As a general rule, both in religious and secular contexts, bad guys don’t know they’re the bad guys. Even if a religion is “evil,” even if it’s headed up by horrible people who do horrible things, those people probably think they are the good guys. They have to have some sort of motivation besides just making life miserable for the hero. They’re just trying to make the world a better place, one human sacrifice at a time, and they can’t understand why the hero won’t just get with the program and join them.
2) Religion is part of your culture, not separate from it.
Religion affects how people see the world, so it’s important to think through the consequences of doctrine. If you’ve grown up going to Sunday School, and you’ve been taught that X, Y, and Z are terrible, terrible sins, then that’s going to inform your reaction to X, Y, and Z for the entire rest of your life. You’ll think they’re icky and wrong. Or maybe, if you reject the faith you were brought up in, X, Y, and Z will seem especially tempting and exciting. But in either case, you’ll never see those things the same way you would have without those Sunday School lessons.
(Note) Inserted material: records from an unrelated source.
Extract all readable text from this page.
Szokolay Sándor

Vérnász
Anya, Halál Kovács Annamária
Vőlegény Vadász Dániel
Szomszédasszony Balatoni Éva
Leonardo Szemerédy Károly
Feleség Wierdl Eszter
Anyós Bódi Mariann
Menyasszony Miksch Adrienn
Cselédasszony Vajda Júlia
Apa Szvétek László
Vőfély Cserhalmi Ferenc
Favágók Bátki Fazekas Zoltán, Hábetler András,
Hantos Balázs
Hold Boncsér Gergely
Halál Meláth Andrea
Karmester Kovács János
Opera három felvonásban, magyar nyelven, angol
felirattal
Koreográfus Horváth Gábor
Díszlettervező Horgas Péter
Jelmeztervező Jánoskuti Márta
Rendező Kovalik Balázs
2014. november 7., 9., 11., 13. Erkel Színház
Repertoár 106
3) What do your POV characters know?
Obviously it’s nice to have the whole religion planned out, but when writing a story, the important thing is to ask what the characters know. If a POV character is, say, a priest or theologian, then he knows pretty much everything there is to know. In the Quartet, some of our young POV characters go through a Confirmation-like process, where they have to memorize catechisms and things like that. So they have a fairly good idea of the major doctrines. But it wouldn’t be odd for them not to be aware of the full history. And more importantly, they don’t really know all that much about the doctrines of the other denominations. They just have a vague sense that those other people do things differently.
So, anyway, that’s what I’ve been up to. I’m almost finished with the second of the four major denominations, but school will be starting up again in a couple weeks, so it might be a while until I get finished.